Last week I wrote about my exasperation at trying to get data from cities about the time it takes to produce a housing unit. Isn’t there any public facing data that could help connect permitting, population, and price? Well, yes and no. Data from the Federal Reserve Bank of Saint Louis, affectionately known as Fred is interesting but not very granular. But let’s take a look at Nashville over the years 2010 to 2020 and what it can tell us about housing permits, population, and price. With some help from Zumper an online tracker of rents, it looks like when the number of people to housing permits falls, so does the rate of increase in housing prices. Here’s the data.
Let’s start with Nashville’s population growth over the period we’re looking at, 2010 to 2020. In that period, according to Fred, Nashville added about 300,000 people, a population increase of almost 20%.
One thing you’ll notice right away is a maddening feature of data when it comes to cities: we can’t really see Nashville but only a broader area. This is a confounding feature of housing data. The United States Census will often lump together cities and call them a metropolitan statistical area or MSA. No big deal, right? But often disputes about housing take place in the strict boundaries of cities, and when data is more diffuse than that, it confounds what you can say about cities proper versus their surrounding area. We’ll go with Fred’s MSA data.
Next up, let’s look at permitting. Fred tracks this data using Census numbers. When we take the annual number of permits issued and compare it to population, there is an interesting ratio.
There are all kinds of problems with this. First, and most obvious, a permit doesn’t equal an actual inhabitable housing unit. That’s why I am pursuing more nuanced data about the time to permitting. My hope is that we can see the span of time it takes between permitting and when a unit actual becomes livable. Still, this ratio of new units to new people is worth considering. The 33,579 people that arrived in Nashville in 2014 for example, needed a place to live. There are factors like vacancy rates – it is often called “absorption” – and other factors to consider. But the relationship between new people and the number of permits is relevant. It means less competition between people looking for scarce housing units.
Now let’s look at price. Fred doesn’t track rents, but it does track “All-Transactions House Price.” Here’s the change over the ten-year period in housing prices along with Zumper’s tracking of rents over the last five.
What’s apparent here is that when we compare the trend in permitting, population, and price, there is a relationship.
Permitting appears to catch up to population growth in Nashville over the ten-year period, and when we look at the five years we have for rent and housing prices, those begin to soften along with the apparent increase in production. As the ratio of new people to housing units permits falls, so does the rate of increases in price.
But I still have questions, even doubts. The Fred data looks at “estimated using sales prices and appraisal data” to get at price. What does that mean exactly? Rent data from different sources can vary significantly and so can local estimates of price. A big problem with permitting data is that it doesn’t tell us when the units permitted actually go into service. Also, local data would reveal much about the length of time it takes to get a permit.
This first look at public facing data appears to validate my longstanding argument that more supply means lower prices. I still think that is true. But unlike my counterparts on the left who are happy to confuse correlation with causation, I simply can’t. More local data on actual permits, prices, and dates of when housing went into service would make an even stronger case. But this is a good start.
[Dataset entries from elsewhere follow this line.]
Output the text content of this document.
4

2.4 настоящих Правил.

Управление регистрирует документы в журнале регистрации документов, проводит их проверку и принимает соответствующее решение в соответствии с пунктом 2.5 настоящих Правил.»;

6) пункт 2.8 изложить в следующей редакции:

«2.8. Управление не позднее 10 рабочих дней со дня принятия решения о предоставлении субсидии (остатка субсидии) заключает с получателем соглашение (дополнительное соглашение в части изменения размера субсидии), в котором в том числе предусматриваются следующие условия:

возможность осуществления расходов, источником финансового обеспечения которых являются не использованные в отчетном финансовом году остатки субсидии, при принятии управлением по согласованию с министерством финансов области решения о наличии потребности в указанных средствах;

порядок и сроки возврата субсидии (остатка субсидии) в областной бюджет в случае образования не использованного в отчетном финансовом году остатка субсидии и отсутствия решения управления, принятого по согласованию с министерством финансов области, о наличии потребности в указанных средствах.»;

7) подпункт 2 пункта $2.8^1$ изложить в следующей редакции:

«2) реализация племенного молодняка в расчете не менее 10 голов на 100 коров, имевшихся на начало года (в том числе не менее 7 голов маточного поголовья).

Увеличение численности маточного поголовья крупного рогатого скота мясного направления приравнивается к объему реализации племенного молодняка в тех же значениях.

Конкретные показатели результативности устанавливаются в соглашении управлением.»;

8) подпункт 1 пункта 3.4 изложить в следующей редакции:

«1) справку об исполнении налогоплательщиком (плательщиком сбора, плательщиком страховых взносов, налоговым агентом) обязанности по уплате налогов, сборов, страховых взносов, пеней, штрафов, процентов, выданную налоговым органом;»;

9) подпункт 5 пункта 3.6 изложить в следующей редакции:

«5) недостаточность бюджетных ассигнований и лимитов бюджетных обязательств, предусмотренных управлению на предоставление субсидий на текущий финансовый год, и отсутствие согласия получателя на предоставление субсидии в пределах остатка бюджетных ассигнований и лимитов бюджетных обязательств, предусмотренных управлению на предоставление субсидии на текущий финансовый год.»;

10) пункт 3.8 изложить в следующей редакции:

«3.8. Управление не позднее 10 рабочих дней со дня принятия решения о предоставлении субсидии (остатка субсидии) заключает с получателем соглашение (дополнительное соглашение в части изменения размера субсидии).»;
But as we try to dig deeper into fast growing cities like Nashville, and we look at the data we do have, there is a trend: when population increases and permitting follows, we see price increases begin to fall.
Finally, there are some interesting blips that are out there as well. For example, one of the fastest shrinking cities in the United States actually shows an upward tick in housing prices since 2018. A local television station ran a story last year about how the “Housing market heating up in Decatur.”
And what about rents? Zumper shows a 26% increase in rents in Decatur over the last year, about $123 on average. And a look at their graph of rents over the last few years shows a similar trend as housing prices.
What’s going on in Decatur? Rising inflation from big cash dumps by the federal government and supply chain problems? Maybe. But those are features of the last two years, and the growth in prices has been unfolding since 2018 apparently. Why? It’s worth considering.
What we need is for local jurisdictions to be as interested in these measures as I am and to use them to better manage housing economies. In the end, the basis of any functioning and fair and efficient economy is lots of exchanges between buyers and sellers. When producers see demand, they naturally want to produce more. Slowing that down only hurts people looking for housing, especially people with less money. There is more work to be done, but it would be far better to err on the side of more housing rather than more rules and delays.